Authors

  1. Fulton, Janet S. PhD, RN, ACNS-BC, ANEF, FCNS, FAAN

Article Content

The vaccine is here, coronavirus cases are decreasing, hospitalizations are down, and hope for a new normal is increasing. Last year in March 2020, the pandemic was declared during the week of our annual National Association of Clinical Nurse Specialist conference in Indianapolis. Attendees cancelled at the last minute, others left early, and the last day of the conference was cancelled when the governor declared stay at home orders. It was disorienting and eerie, being in a downtown hotel and watching the city close. The streets were decorated with banners for Big 10 March Madness. The tournament was cancelled, the restaurants closed. Those who could work virtually stayed home for a year. Nurses could not; we did what we do - enhance healing and provide care. And in some very challenging circumstances. What a year it has been.

 

Once the pandemic ends, nurses will continue on the front lines of healing and caring. Most immediate is the work of vaccinating the entire population - not just of the country, the population of the world.
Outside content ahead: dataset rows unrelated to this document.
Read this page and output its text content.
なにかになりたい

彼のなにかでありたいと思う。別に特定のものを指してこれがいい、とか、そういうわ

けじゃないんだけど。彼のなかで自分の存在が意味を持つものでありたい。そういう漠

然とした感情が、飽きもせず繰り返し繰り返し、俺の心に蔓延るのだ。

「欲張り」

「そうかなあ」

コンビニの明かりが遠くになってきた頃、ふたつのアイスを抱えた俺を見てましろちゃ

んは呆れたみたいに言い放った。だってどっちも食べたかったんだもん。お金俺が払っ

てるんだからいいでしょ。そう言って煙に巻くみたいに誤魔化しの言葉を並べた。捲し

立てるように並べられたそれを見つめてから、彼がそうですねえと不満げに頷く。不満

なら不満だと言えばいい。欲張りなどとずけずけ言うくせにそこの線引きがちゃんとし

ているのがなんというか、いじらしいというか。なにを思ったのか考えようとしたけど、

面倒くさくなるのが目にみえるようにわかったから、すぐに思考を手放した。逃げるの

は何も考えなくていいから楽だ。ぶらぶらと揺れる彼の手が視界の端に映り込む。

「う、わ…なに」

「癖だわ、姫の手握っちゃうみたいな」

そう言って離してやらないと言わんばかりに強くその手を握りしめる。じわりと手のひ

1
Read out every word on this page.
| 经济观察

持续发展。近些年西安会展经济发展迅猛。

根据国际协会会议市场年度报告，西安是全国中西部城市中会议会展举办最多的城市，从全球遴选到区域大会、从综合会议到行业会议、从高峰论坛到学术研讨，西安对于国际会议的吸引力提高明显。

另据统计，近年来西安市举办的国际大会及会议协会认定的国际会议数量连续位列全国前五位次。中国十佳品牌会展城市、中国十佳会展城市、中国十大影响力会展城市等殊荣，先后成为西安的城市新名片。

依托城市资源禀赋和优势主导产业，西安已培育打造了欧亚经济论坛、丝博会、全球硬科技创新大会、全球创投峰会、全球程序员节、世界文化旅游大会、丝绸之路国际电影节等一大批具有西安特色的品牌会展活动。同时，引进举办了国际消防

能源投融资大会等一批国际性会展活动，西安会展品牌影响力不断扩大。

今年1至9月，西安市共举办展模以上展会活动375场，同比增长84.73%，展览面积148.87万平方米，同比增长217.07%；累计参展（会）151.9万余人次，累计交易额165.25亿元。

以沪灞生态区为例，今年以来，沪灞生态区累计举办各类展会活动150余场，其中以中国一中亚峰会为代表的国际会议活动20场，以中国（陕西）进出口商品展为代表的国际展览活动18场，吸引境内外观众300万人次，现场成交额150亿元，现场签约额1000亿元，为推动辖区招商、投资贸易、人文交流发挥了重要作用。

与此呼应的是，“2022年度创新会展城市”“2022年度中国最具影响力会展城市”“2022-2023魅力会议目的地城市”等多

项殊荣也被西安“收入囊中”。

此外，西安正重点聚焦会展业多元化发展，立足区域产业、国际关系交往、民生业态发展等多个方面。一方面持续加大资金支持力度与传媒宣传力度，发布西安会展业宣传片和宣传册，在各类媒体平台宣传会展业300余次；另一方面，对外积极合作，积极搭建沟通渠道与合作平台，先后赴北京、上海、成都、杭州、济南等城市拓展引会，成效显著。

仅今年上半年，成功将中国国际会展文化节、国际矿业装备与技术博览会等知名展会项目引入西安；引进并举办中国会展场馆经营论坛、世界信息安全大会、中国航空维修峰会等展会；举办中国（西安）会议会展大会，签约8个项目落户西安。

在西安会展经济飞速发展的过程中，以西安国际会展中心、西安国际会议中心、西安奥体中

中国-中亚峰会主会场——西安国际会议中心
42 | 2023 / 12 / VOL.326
Vaccination is a technical skill and others in addition to nurses can help with vaccine administration. The real work will be in educating people, speaking truth, and allaying fears. As the most trusted profession, now is our time to lead public education. Healing and caring.

 

The year 2020 exposed and heightened underlying health problems, none of which are new to nurses. People in crisis seek relief. Alcohol consumption increased, the opioid crisis raged on, domestic violence accelerated as mounting fiscal and social pressures boiled over. Health disparities were highlighted daily in tables and graphs displaying evidence of the virus's disproportionate impact on minority communities. In lockdown conditions, health screenings were postponed. Chronic conditions denied routine treatments turned to advanced disease. These and other problems must be addressed in the coming days.

 

This moment demands two courses of action for nurses. First, we must address our collective fatigue, not just as nurses but as humans. The pandemic did not impact nurses equally, yet all grew weary. Some nurses worked long, difficult hours in a hospital, some were reassigned to unfamiliar care settings, and some were furloughed when primary care settings closed. We moved educational courses and professional meetings to online format, staring at close-ups of each other's faces in a manner we were never meant to do. Now we must make time to heal, find space for recovery and rejuvenation, and examine options for a new equilibrium. Acknowledging loss and grief is critical. A burst of rage, expressions of fear, withdrawal from friend groups - these may be signs of the need for mental health services. Let us be kind and tolerant; let us be advocates for mental health services designed for nurses. Healing and caring for each other.

 

Second, we must demand a seat at the table as the country addresses the health disparities and chronic problems exposed by the pandemic. We are grateful for the news video clips and feature stories demonstrating what coronavirus care looks like for front line nurses. The public has seen the tasks nurses perform; the things nurses do to deliver care to critically ill persons. Yet for all the stories there was limited to no emphasis on the judgement required by nurses to provide the care. Nurses are, above all else, judgement workers. We are highly educated, clinical competent, ethically grounded providers of judgement. We decide what to do, when to do it, and how best to do it. Nurses are deciders. Coming out of this pandemic, we should seize the moment and insist that the same nursing judgement that cared for a nation at a time of crisis can and must be included in policy initiatives designed to solve recalcitrant and lingering problems in health care. Delivering healing and caring is not an arbitrary act; it is supported by theory, science, experience, and professional standards. Now more than ever we are poised to take our seat at decision making policy tables. This, above all else, is what lies ahead.